SANS ENFANT : DU TEMPS POUR PRIER POUR LES AUTRES ?

« Puisque je n’ai pas d’enfant, je dois prier plus pour les autres ! » Une personne non musulmane sans enfant a partagé cette réflexion avec moi il y a quelques années. Cela m’a semblé une bonne idée, bien que personne ne nous l’impose. Elle arguait que les parents n’ont plus le temps de prendre un moment spirituel pour eux même, en particulier, durant les premières années de leurs enfants.
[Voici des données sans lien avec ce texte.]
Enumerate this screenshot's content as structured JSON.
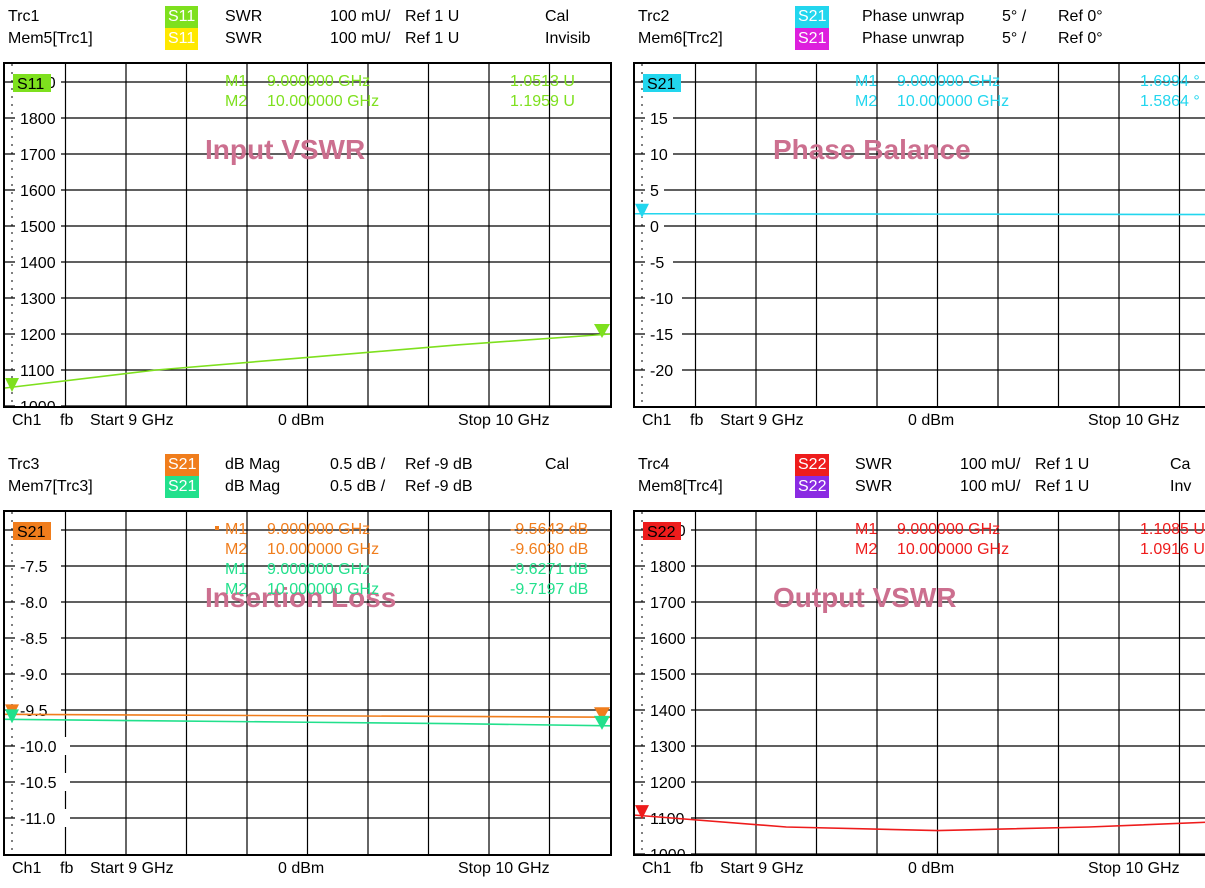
{
  "colors": {
    "green": "#7ee01e",
    "yellow": "#ffe800",
    "cyan": "#22d6ee",
    "magenta": "#dd1fdd",
    "orange": "#f07d1c",
    "mint": "#22e08c",
    "red": "#ee1c1c",
    "purple": "#8a2be2",
    "title": "#cc6f8f"
  },
  "chart_data": [
    {
      "type": "line",
      "title": "Input VSWR",
      "trace_label": "S11",
      "header": [
        {
          "name": "Trc1",
          "badge": "S11",
          "badge_color": "#7ee01e",
          "format": "SWR",
          "scale": "100 mU/",
          "ref": "Ref 1 U",
          "state": "Cal"
        },
        {
          "name": "Mem5[Trc1]",
          "badge": "S11",
          "badge_color": "#ffe800",
          "format": "SWR",
          "scale": "100 mU/",
          "ref": "Ref 1 U",
          "state": "Invisib"
        }
      ],
      "markers": [
        {
          "label": "M1",
          "freq": "9.000000 GHz",
          "value": "1.0513 U",
          "color": "#7ee01e"
        },
        {
          "label": "M2",
          "freq": "10.000000 GHz",
          "value": "1.1959 U",
          "color": "#7ee01e"
        }
      ],
      "ylim": [
        1000,
        1950
      ],
      "ytick_labels": [
        "1900",
        "1800",
        "1700",
        "1600",
        "1500",
        "1400",
        "1300",
        "1200",
        "1100",
        "1000"
      ],
      "series": [
        {
          "color": "#7ee01e",
          "x": [
            9.0,
            9.25,
            9.5,
            9.75,
            10.0
          ],
          "values": [
            1050,
            1100,
            1135,
            1170,
            1200
          ]
        }
      ],
      "footer": {
        "channel": "Ch1",
        "fb": "fb",
        "start": "Start 9 GHz",
        "power": "0 dBm",
        "stop": "Stop 10 GHz"
      }
    },
    {
      "type": "line",
      "title": "Phase Balance",
      "trace_label": "S21",
      "header": [
        {
          "name": "Trc2",
          "badge": "S21",
          "badge_color": "#22d6ee",
          "format": "Phase unwrap",
          "scale": "5° /",
          "ref": "Ref 0°",
          "state": ""
        },
        {
          "name": "Mem6[Trc2]",
          "badge": "S21",
          "badge_color": "#dd1fdd",
          "format": "Phase unwrap",
          "scale": "5° /",
          "ref": "Ref 0°",
          "state": ""
        }
      ],
      "markers": [
        {
          "label": "M1",
          "freq": "9.000000 GHz",
          "value": "1.6994 °",
          "color": "#22d6ee"
        },
        {
          "label": "M2",
          "freq": "10.000000 GHz",
          "value": "1.5864 °",
          "color": "#22d6ee"
        }
      ],
      "ylim": [
        -25,
        22.5
      ],
      "ytick_labels": [
        "20",
        "15",
        "10",
        "5",
        "0",
        "-5",
        "-10",
        "-15",
        "-20"
      ],
      "series": [
        {
          "color": "#22d6ee",
          "x": [
            9.0,
            9.25,
            9.5,
            9.75,
            10.0
          ],
          "values": [
            1.7,
            1.68,
            1.65,
            1.62,
            1.59
          ]
        }
      ],
      "footer": {
        "channel": "Ch1",
        "fb": "fb",
        "start": "Start 9 GHz",
        "power": "0 dBm",
        "stop": "Stop 10 GHz"
      }
    },
    {
      "type": "line",
      "title": "Insertion Loss",
      "trace_label": "S21",
      "header": [
        {
          "name": "Trc3",
          "badge": "S21",
          "badge_color": "#f07d1c",
          "format": "dB Mag",
          "scale": "0.5 dB /",
          "ref": "Ref -9 dB",
          "state": "Cal"
        },
        {
          "name": "Mem7[Trc3]",
          "badge": "S21",
          "badge_color": "#22e08c",
          "format": "dB Mag",
          "scale": "0.5 dB /",
          "ref": "Ref -9 dB",
          "state": ""
        }
      ],
      "markers": [
        {
          "label": "M1",
          "freq": "9.000000 GHz",
          "value": "-9.5643 dB",
          "color": "#f07d1c"
        },
        {
          "label": "M2",
          "freq": "10.000000 GHz",
          "value": "-9.6030 dB",
          "color": "#f07d1c"
        },
        {
          "label": "M1",
          "freq": "9.000000 GHz",
          "value": "-9.6271 dB",
          "color": "#22e08c"
        },
        {
          "label": "M2",
          "freq": "10.000000 GHz",
          "value": "-9.7197 dB",
          "color": "#22e08c"
        }
      ],
      "ylim": [
        -11.5,
        -6.75
      ],
      "ytick_labels": [
        "-7.0",
        "-7.5",
        "-8.0",
        "-8.5",
        "-9.0",
        "-9.5",
        "-10.0",
        "-10.5",
        "-11.0"
      ],
      "series": [
        {
          "color": "#f07d1c",
          "x": [
            9.0,
            9.25,
            9.5,
            9.75,
            10.0
          ],
          "values": [
            -9.56,
            -9.57,
            -9.58,
            -9.59,
            -9.6
          ]
        },
        {
          "color": "#22e08c",
          "x": [
            9.0,
            9.25,
            9.5,
            9.75,
            10.0
          ],
          "values": [
            -9.63,
            -9.65,
            -9.67,
            -9.69,
            -9.72
          ]
        }
      ],
      "footer": {
        "channel": "Ch1",
        "fb": "fb",
        "start": "Start 9 GHz",
        "power": "0 dBm",
        "stop": "Stop 10 GHz"
      }
    },
    {
      "type": "line",
      "title": "Output VSWR",
      "trace_label": "S22",
      "header": [
        {
          "name": "Trc4",
          "badge": "S22",
          "badge_color": "#ee1c1c",
          "format": "SWR",
          "scale": "100 mU/",
          "ref": "Ref 1 U",
          "state": "Ca"
        },
        {
          "name": "Mem8[Trc4]",
          "badge": "S22",
          "badge_color": "#8a2be2",
          "format": "SWR",
          "scale": "100 mU/",
          "ref": "Ref 1 U",
          "state": "Inv"
        }
      ],
      "markers": [
        {
          "label": "M1",
          "freq": "9.000000 GHz",
          "value": "1.1085 U",
          "color": "#ee1c1c"
        },
        {
          "label": "M2",
          "freq": "10.000000 GHz",
          "value": "1.0916 U",
          "color": "#ee1c1c"
        }
      ],
      "ylim": [
        1000,
        1950
      ],
      "ytick_labels": [
        "1900",
        "1800",
        "1700",
        "1600",
        "1500",
        "1400",
        "1300",
        "1200",
        "1100",
        "1000"
      ],
      "series": [
        {
          "color": "#ee1c1c",
          "x": [
            9.0,
            9.25,
            9.5,
            9.75,
            10.0
          ],
          "values": [
            1108,
            1075,
            1065,
            1075,
            1092
          ]
        }
      ],
      "footer": {
        "channel": "Ch1",
        "fb": "fb",
        "start": "Start 9 GHz",
        "power": "0 dBm",
        "stop": "Stop 10 GHz"
      }
    }
  ]
}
Dans mon entourage à cette époque, je rencontrais des mères exténuées et tristes de ne pouvoir consacrer suffisamment de moments spirituels après leurs prières ou pendant le mois de Ramadan comme elles l’auraient souhaité ou comme elles avaient eu l’habitude de le réaliser lorsqu’elles étaient sans enfant. D’après la réflexion de cette personne, les hommes et les femmes sans enfant disposent de suffisamment de temps pour intégrer davantage dans leurs prières ces parents qui n’exécutent que le strict minimum faute de temps pour eux.
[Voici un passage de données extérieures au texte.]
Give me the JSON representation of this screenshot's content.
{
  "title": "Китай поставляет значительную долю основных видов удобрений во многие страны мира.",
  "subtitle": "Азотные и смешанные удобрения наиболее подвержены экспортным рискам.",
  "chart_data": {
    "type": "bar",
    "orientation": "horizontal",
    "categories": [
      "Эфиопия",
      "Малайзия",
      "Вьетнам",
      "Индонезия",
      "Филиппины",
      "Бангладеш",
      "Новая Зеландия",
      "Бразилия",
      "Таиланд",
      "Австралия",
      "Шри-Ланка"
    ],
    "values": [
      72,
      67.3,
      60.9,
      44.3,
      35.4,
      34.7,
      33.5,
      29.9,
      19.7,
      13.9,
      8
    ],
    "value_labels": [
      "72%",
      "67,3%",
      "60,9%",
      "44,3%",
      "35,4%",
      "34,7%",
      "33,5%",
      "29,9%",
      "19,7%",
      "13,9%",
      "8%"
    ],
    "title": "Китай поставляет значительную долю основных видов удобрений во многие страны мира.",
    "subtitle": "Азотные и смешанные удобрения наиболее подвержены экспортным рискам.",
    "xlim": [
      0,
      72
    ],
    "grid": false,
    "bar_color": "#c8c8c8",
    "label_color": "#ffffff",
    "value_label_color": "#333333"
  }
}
Aujourd’hui, je me dis que cette réflexion est basée sur le préjugé selon lequel les femmes et les hommes sans enfant n’ont rien à faire. Toutes les personnes sans enfant bénéficieraient d’heures libres uniquement parce qu’elles n’auraient pas conçu d’enfant.
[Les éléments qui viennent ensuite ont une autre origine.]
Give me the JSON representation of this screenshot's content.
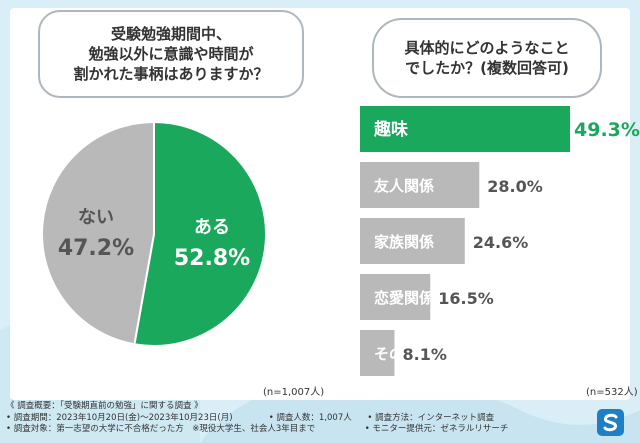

Seulement des hommes et des femmes sans enfant sur le papier sont dans la vie réelle des tuteurs de leurs parents âgés ou malades ; ensuite, certains sont tuteurs de leurs jeunes frères et sœurs, orphelins, d’autres sont les responsables de voisins dont la famille est très éloignée. Enfin, d’autres exercent des activités professionnelles ne leur laissant que peu de temps pour eux même.

Invoquer pour les autres

Avoir une pensée pour les autres dans nos prières devrait être naturel. Mais soyons réalistes, nos proches et nous-mêmes figurons en premiers sur la liste. En fonction du stade où nous nous trouvons dans nos vies, nous devenons les destinataires exclusifs de nos prières. Ainsi des couples en protocoles de FIV dirigent nécessairement toutes leurs invocations vers eux même et demandent à l’entourage dans la confidence de prier pour eux. Rien d’égoïste dedans.

Avec ou sans enfant, je pense qu’il arrive des stades dans nos existences où nous sommes plus enclins à solliciter le Divin davantage pour les autres. Par exemple, passés les moments éprouvants de nos vies où nous étions les seuls récipiendaires des invocations, nous prions plus facilement pour celles et ceux qui traversent également la situation dans laquelle nous étions.

À titre personnel, je garde une liste de catégories de personnes vers lesquelles je dirige quotidiennement mes prières, cela aide (souvent) en période difficile à prendre du recul avec sa propre situation.